Ecco, questi sono i casi tipici in cui mi batterei per l'introduzione del taglio delle mani, unica vera garanzia di non reiterabilità del reato...
Buona domenica
user25280
inviato il 15 Febbraio 2015 ore 9:40
L'unica vera garanzia che si puo' avere che questi atti di deliberata crudeltà/perversione mentale non avvengano più é la diretta soppressione di chi commette appunto questi atti. Conosco le tematiche che hai tirato in ballo, purtroppo l'essere umano se da una parte ha un cervello molto evoluto, dall'altra riesce sempre a dimostrare di avere un lato della società che fa ribrezzo.
Cosa dire poi di chi é andato in giappone e ha volutamente mangiato carne di balena ben sapendo quanto sia cruenta la caccia alla balena e che in più rischia l'estinzione, cosa dire di chi é andato in cina e ha volutamente mangiato in ristoranti appositi le cervella di scimmia, che per chi non lo sa ancora, sono scimmiette piccole e carinissime che vengono imprigionate al centro di un tavolo e i commensali seduti attorno, dotati di martello devono sfondargli il cranio VIVA per poi mangiarne il cervello caldo, cosa dire di chi é andato in corea e ha ordinato carne di cane (appunto) ben sapendo come macellano i cani o peggio come sono cotti VIVI nell'acqua o olio bollente a seconda del piatto ordinato, cosa dire di tutte queste persone che usano termini come "cultura" o "tradizioni" o "abitudini" hanno approfittato di questo per soddisfare ingordigie frutto di depravazioni o perversioni e se ne vantano anche liberamente con moltissima nonchalance. Cosa vogliamo dire poi della totale immensa atroce demen-ziale ignor-anza culturale sociale degli occidentali che quando si mangiano carne Halal convinti di fare un gesto che gli allarga gli orizzonti sociali e mentali, in realtà non fanno altro che alimentare un metodo di macellazione tra i più brutali, nessuno ha mai visitato un macello Halal? Beh io si e che mi si creda o no mi si rivoltano ancora le budella. L'aragosta per esempio, cotta viva, tanto buona e tanto chic per fare colpo su una bella signorina portandola al ristorante a mangiare una polposa aragosta cotta viva.

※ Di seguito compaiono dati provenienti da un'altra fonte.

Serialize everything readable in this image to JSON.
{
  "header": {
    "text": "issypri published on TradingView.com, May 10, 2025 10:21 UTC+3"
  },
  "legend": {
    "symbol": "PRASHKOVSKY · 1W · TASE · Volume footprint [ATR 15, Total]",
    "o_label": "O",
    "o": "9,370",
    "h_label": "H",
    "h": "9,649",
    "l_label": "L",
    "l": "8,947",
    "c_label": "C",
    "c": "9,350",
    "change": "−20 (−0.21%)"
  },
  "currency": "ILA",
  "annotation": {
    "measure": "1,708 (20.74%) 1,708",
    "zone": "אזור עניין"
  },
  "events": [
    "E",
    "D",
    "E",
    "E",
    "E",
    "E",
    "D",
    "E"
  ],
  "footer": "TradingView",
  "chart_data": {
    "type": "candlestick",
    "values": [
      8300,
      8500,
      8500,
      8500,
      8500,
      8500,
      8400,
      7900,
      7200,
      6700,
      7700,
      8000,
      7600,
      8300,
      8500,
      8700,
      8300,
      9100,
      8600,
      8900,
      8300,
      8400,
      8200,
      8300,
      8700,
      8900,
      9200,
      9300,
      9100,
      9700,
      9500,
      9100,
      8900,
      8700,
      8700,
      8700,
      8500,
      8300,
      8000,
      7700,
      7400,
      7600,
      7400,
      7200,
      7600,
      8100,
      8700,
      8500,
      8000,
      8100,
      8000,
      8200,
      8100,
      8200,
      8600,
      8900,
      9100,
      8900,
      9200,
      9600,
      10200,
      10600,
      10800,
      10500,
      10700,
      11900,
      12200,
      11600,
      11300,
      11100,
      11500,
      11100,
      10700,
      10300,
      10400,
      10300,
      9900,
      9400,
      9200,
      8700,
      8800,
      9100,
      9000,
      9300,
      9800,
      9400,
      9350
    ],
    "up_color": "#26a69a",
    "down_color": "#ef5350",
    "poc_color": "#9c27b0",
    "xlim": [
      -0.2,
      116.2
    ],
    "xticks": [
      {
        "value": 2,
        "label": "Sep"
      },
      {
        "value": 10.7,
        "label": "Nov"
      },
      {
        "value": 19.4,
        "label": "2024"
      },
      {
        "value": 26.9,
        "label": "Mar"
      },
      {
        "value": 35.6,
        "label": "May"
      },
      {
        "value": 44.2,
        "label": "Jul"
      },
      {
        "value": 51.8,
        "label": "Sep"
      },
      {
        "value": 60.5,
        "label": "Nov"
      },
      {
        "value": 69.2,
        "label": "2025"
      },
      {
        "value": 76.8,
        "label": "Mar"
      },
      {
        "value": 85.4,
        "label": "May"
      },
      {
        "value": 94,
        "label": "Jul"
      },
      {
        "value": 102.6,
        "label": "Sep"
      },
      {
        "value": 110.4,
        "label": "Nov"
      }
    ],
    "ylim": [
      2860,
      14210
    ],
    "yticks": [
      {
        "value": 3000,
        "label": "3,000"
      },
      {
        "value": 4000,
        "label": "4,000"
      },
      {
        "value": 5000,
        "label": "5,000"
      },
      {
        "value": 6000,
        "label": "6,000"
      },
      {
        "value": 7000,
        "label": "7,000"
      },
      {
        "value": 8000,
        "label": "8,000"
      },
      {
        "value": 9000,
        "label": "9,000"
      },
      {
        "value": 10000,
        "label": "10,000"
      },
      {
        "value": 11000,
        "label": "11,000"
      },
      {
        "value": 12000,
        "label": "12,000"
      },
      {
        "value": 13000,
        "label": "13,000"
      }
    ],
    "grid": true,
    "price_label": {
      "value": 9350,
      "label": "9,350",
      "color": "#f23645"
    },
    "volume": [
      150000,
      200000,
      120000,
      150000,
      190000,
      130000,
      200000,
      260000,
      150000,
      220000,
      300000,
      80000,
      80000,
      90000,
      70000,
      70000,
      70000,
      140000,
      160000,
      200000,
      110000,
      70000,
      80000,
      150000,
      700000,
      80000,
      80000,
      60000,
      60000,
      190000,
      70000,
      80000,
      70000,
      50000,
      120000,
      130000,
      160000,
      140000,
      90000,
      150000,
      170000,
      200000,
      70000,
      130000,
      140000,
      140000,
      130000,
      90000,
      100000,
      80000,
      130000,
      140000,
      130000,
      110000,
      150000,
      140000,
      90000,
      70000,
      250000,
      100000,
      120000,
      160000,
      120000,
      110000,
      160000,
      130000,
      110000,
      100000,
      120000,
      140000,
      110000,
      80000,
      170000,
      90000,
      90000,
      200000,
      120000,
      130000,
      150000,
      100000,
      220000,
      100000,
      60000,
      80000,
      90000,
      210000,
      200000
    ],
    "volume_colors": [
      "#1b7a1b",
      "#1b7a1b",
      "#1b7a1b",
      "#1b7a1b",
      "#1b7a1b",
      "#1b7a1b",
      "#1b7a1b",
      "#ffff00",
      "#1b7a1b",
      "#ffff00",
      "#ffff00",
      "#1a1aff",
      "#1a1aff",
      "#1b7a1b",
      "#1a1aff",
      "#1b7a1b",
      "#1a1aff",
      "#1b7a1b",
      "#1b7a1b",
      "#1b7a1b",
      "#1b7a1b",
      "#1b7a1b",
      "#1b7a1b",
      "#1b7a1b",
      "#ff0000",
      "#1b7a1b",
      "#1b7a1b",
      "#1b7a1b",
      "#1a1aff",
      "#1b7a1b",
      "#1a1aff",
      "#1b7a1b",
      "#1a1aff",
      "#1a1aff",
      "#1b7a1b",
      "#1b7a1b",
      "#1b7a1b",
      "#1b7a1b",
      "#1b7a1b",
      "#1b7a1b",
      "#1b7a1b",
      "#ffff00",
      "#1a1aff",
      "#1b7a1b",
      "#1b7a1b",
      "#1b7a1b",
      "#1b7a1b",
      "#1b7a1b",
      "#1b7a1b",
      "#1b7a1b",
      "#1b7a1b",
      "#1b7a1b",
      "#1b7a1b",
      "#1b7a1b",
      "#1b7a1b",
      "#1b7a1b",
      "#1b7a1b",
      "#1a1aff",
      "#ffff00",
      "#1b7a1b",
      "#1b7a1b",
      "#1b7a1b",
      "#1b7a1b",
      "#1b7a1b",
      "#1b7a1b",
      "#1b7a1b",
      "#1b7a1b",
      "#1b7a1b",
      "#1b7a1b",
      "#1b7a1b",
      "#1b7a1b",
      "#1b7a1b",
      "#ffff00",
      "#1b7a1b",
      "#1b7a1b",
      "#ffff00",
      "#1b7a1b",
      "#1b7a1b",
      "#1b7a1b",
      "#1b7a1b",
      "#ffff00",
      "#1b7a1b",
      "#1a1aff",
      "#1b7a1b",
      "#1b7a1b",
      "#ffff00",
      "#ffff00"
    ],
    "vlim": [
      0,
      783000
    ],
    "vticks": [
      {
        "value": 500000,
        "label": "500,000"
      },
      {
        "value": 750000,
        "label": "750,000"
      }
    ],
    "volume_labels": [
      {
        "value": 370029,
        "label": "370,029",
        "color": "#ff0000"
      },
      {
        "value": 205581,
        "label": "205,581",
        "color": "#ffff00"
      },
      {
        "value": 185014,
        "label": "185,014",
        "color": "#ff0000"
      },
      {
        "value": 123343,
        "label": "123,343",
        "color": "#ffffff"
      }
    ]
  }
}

In questo periodo sono alla ribalta i crimini e le crudeltà commesse dagli estremisti Islamici dell'Isis che decapitano, scuoiano, frustano a morte, seppelliscono vivi, sgozzano, bruciano vivi, insomma stanno applicando all'essere umano quello che l'essere umano riesce ad applicare agli animali ogni giorno. Certo vedere queste barbarie applicate all'uomo fa orrore, ma non bisogna inorridirsi più di tanto, visto che tutti più o meno sappiamo i crimini commessi ogni giorno in ogni parte del mondo dalle multinazionali per ottenere il massimo del massimo del massimo del profitto per poi metterti nel supermercato la carta igienica vellutata e imbevuta di balsamo per culetti delicati (esempio a caso tra i tanti prodotti)
L'essere umano, caro Veleno, in gran parte é utile al pianeta come una bella invasione di pulci su di un gattino.
Io mangio carne e non mi sento di condannare nessuno. Prima di farlo dovrei rivedere le mie abitudini alimentari. Perchè ogni uccisione è cruenta. Detto questo, mi auguro che chi ha postato i video e chi commenterá condannando simili pratiche, sia vegetariano.
user25280
inviato il 15 Febbraio 2015 ore 10:52
No Gianluca, non necessariamente bisogna "essere vegetariano". Basta evitare pratiche cruente e crudeli, semplice, basta informarsi prima e dopo, quando si acquista, non acquistare cose o prodotti di aziende o produttori che fanno certe partiche.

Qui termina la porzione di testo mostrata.